August 04, 1993|STEVEN HERBERT | TIMES STAFF WRITER

Unlike filmmakers of many made-for-TV movies involving real-life figures, the executive producer of "Marilyn & Bobby: Her Final Affair" readily admits that some of the scenes depicted are merely "possibilities" rather than the truth.

And a disclaimer at the beginning of the film, premiering at 9 tonight on cable's USA Network, says, "The following is a fictional account inspired by the public lives of Marilyn Monroe and Robert F. Kennedy."

But that hasn't assuaged critics from lambasting the project as a reckless misuse of the medium that could give millions of viewers a distorted picture of history.

Among them are Kennedy's children, several TV producers and Edwin Guthman, the Pulitzer Prize-winning reporter who served as Kennedy's press secretary during the period that the film covers. Their criticism stemmed from press accounts of the movie, since none had seen the finished product.

"Nothing that has appeared in the quarter-century since Robert Kennedy's death has been so offensive as the outrageous television production that will appear . . . on the USA Network," said a statement released Tuesday by Kennedy's 10 children.

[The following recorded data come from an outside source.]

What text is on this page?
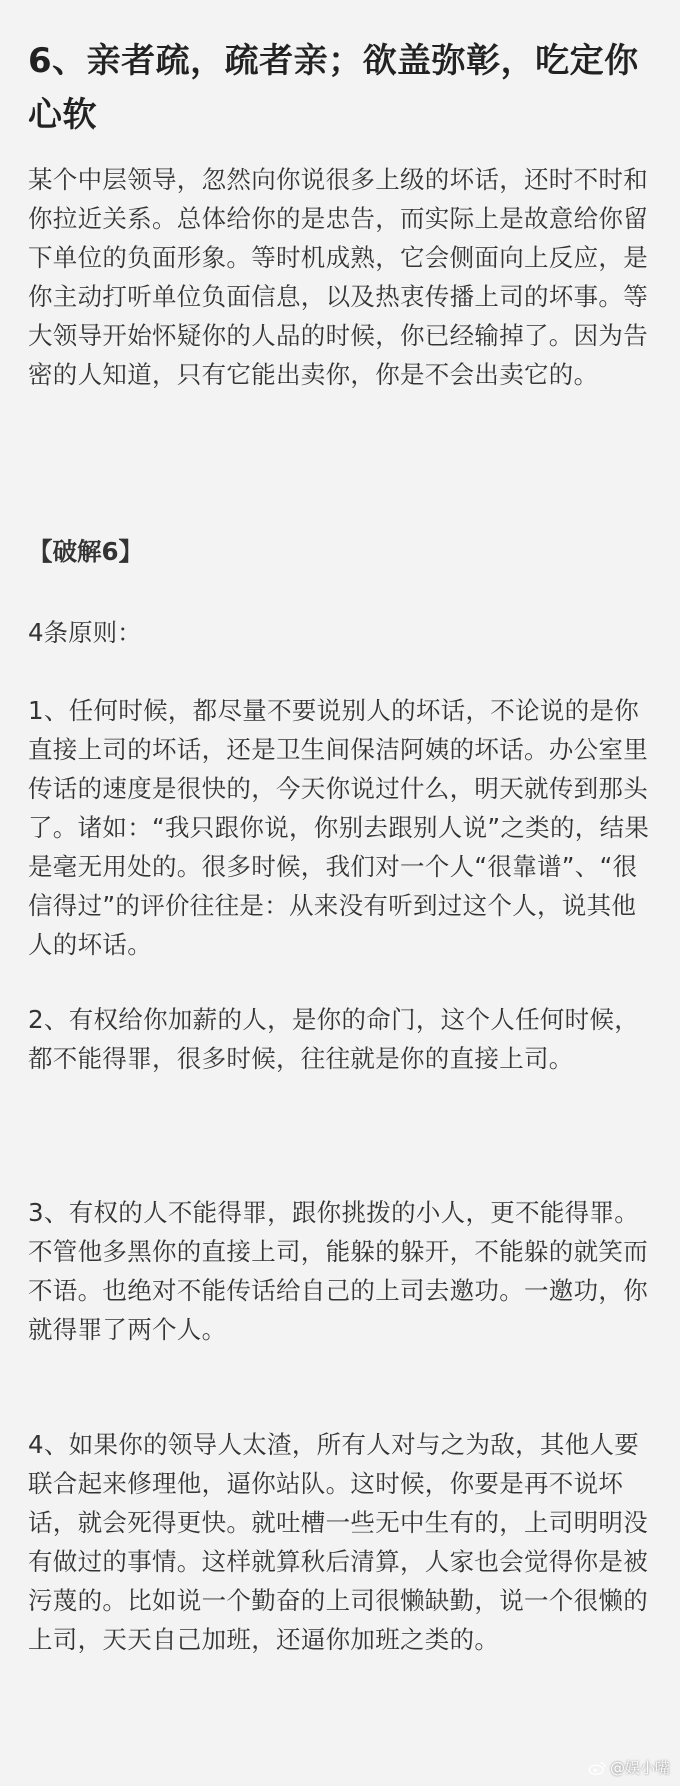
6、亲者疏，疏者亲；欲盖弥彰，吃定你心软
某个中层领导，忽然向你说很多上级的坏话，还时不时和你拉近关系。总体给你的是忠告，而实际上是故意给你留下单位的负面形象。等时机成熟，它会侧面向上反应，是你主动打听单位负面信息，以及热衷传播上司的坏事。等大领导开始怀疑你的人品的时候，你已经输掉了。因为告密的人知道，只有它能出卖你，你是不会出卖它的。
【破解6】
4条原则：
1、任何时候，都尽量不要说别人的坏话，不论说的是你直接上司的坏话，还是卫生间保洁阿姨的坏话。办公室里传话的速度是很快的，今天你说过什么，明天就传到那头了。诸如：“我只跟你说，你别去跟别人说”之类的，结果是毫无用处的。很多时候，我们对一个人“很靠谱”、“很信得过”的评价往往是：从来没有听到过这个人，说其他人的坏话。
2、有权给你加薪的人，是你的命门，这个人任何时候，都不能得罪，很多时候，往往就是你的直接上司。
3、有权的人不能得罪，跟你挑拨的小人，更不能得罪。不管他多黑你的直接上司，能躲的躲开，不能躲的就笑而不语。也绝对不能传话给自己的上司去邀功。一邀功，你就得罪了两个人。
4、如果你的领导人太渣，所有人对与之为敌，其他人要联合起来修理他，逼你站队。这时候，你要是再不说坏话，就会死得更快。就吐槽一些无中生有的，上司明明没有做过的事情。这样就算秋后清算，人家也会觉得你是被污蔑的。比如说一个勤奋的上司很懒缺勤，说一个很懒的上司，天天自己加班，还逼你加班之类的。
@娱小嘴
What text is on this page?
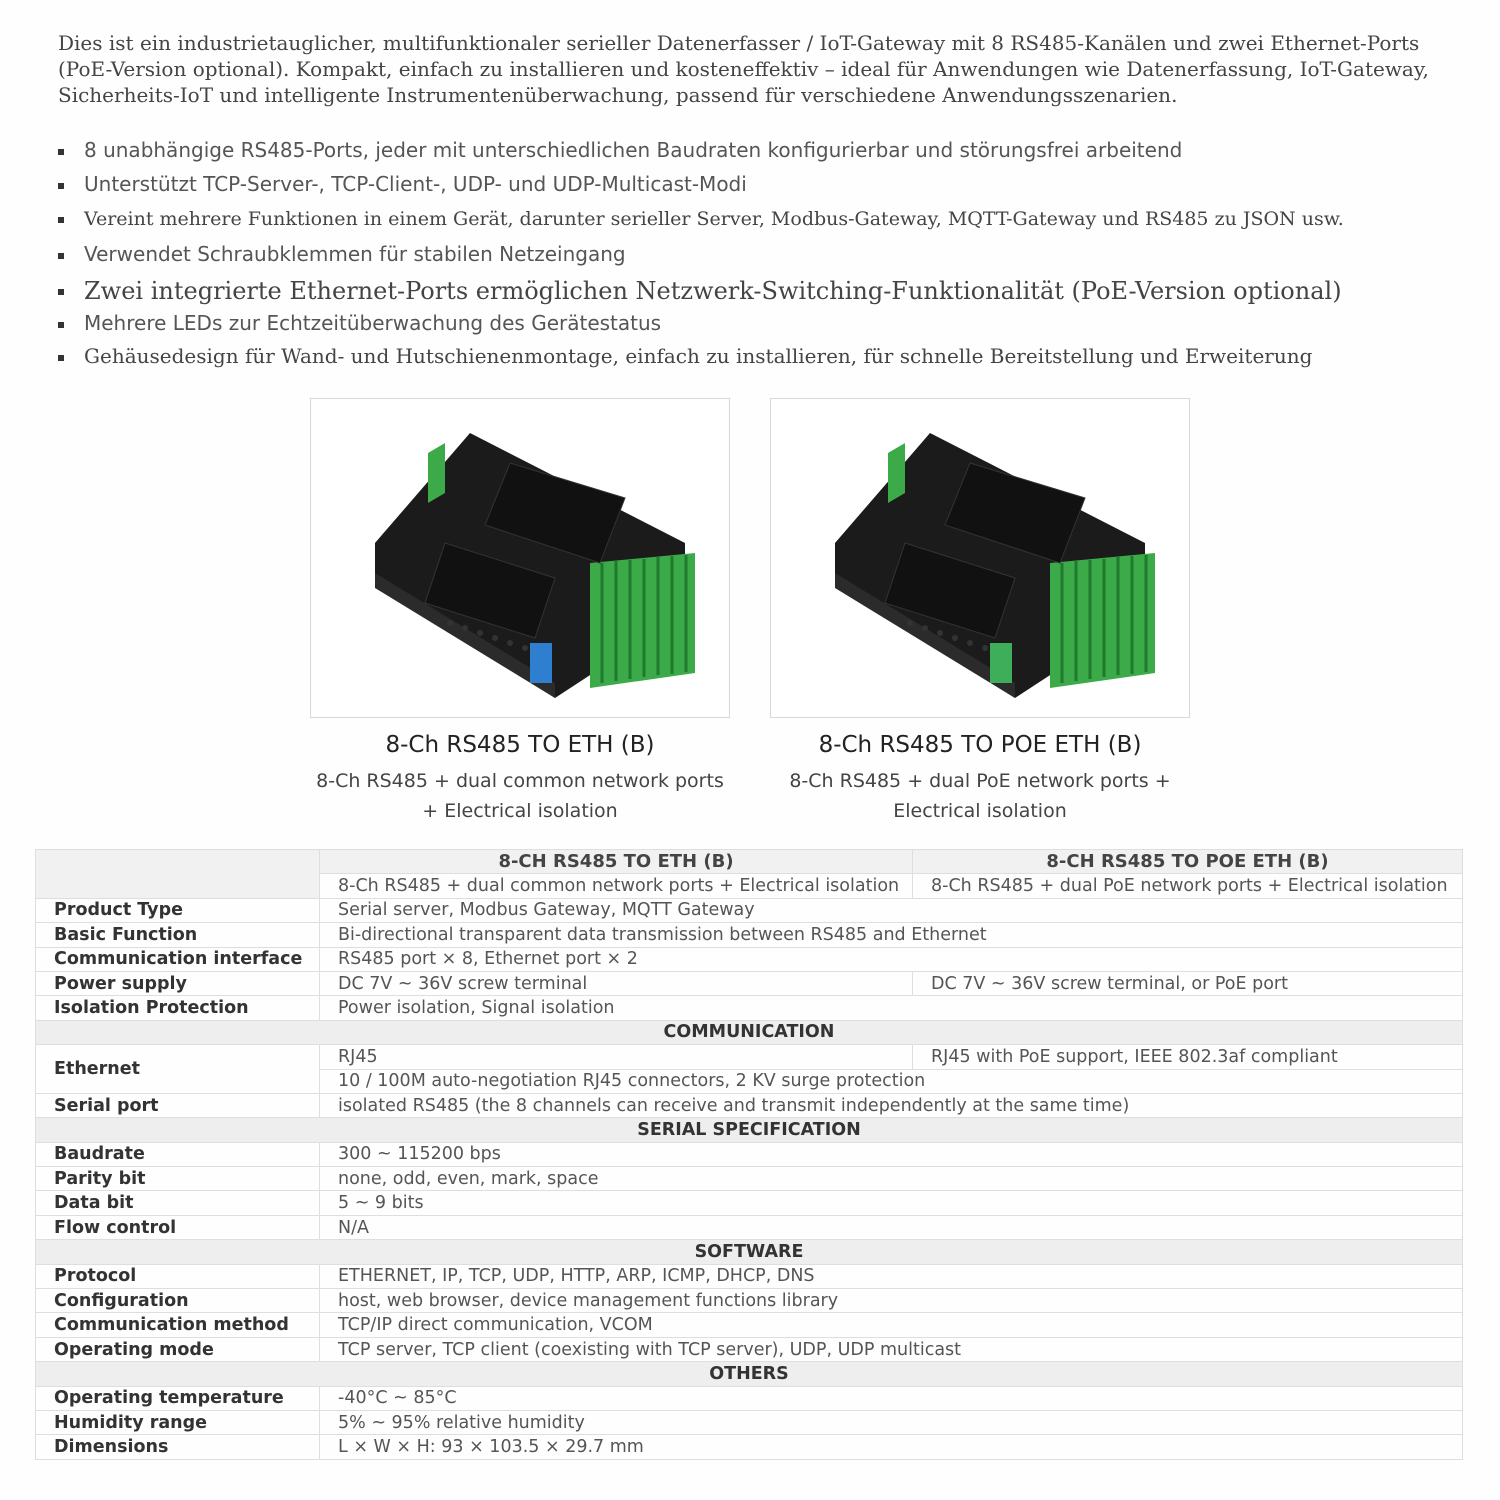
Dies ist ein industrietauglicher, multifunktionaler serieller Datenerfasser / IoT-Gateway mit 8 RS485-Kanälen und zwei Ethernet-Ports (PoE-Version optional). Kompakt, einfach zu installieren und kosteneffektiv – ideal für Anwendungen wie Datenerfassung, IoT-Gateway, Sicherheits-IoT und intelligente Instrumentenüberwachung, passend für verschiedene Anwendungsszenarien.

8 unabhängige RS485-Ports, jeder mit unterschiedlichen Baudraten konfigurierbar und störungsfrei arbeitend
Unterstützt TCP-Server-, TCP-Client-, UDP- und UDP-Multicast-Modi
Vereint mehrere Funktionen in einem Gerät, darunter serieller Server, Modbus-Gateway, MQTT-Gateway und RS485 zu JSON usw.
Verwendet Schraubklemmen für stabilen Netzeingang
Zwei integrierte Ethernet-Ports ermöglichen Netzwerk-Switching-Funktionalität (PoE-Version optional)
Mehrere LEDs zur Echtzeitüberwachung des Gerätestatus
Gehäusedesign für Wand- und Hutschienenmontage, einfach zu installieren, für schnelle Bereitstellung und Erweiterung
8-Ch RS485 TO ETH (B)
8-Ch RS485 + dual common network ports
+ Electrical isolation
8-Ch RS485 TO POE ETH (B)
8-Ch RS485 + dual PoE network ports +
Electrical isolation
	8-CH RS485 TO ETH (B)	8-CH RS485 TO POE ETH (B)
	8-Ch RS485 + dual common network ports + Electrical isolation	8-Ch RS485 + dual PoE network ports + Electrical isolation
Product Type	Serial server, Modbus Gateway, MQTT Gateway	
Basic Function	Bi-directional transparent data transmission between RS485 and Ethernet	
Communication interface	RS485 port × 8, Ethernet port × 2	
Power supply	DC 7V ~ 36V screw terminal	DC 7V ~ 36V screw terminal, or PoE port
Isolation Protection	Power isolation, Signal isolation	
COMMUNICATION		
Ethernet	RJ45	RJ45 with PoE support, IEEE 802.3af compliant
	10 / 100M auto-negotiation RJ45 connectors, 2 KV surge protection	
Serial port	isolated RS485 (the 8 channels can receive and transmit independently at the same time)	
SERIAL SPECIFICATION		
Baudrate	300 ~ 115200 bps	
Parity bit	none, odd, even, mark, space	
Data bit	5 ~ 9 bits	
Flow control	N/A	
SOFTWARE		
Protocol	ETHERNET, IP, TCP, UDP, HTTP, ARP, ICMP, DHCP, DNS	
Configuration	host, web browser, device management functions library	
Communication method	TCP/IP direct communication, VCOM	
Operating mode	TCP server, TCP client (coexisting with TCP server), UDP, UDP multicast	
OTHERS		
Operating temperature	-40°C ~ 85°C	
Humidity range	5% ~ 95% relative humidity	
Dimensions	L × W × H: 93 × 103.5 × 29.7 mm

". . . This lie debases the memory of our father. It denigrates the reputation of others who cannot speak for themselves. It despoils history. It corrupts the medium called television."

"They have taken two real people (and) falsely portrayed them in a way that's harmful to their memory," Guthman said. "I think it shows no respect for them, for their families, for history. I don't think decent filmmakers would lower themselves to this kind of thing."

Executive producer Barry Weitz said that he "never went out to do something that was painful to the family or the memories."

To Weitz, the network's use of the opening disclaimer fulfills its obligations to alert viewers to what they are about to watch. "USA did not go to do this as a documentary," he said. "We went to do it as an entertainment. That's what we hope the audience comes to see."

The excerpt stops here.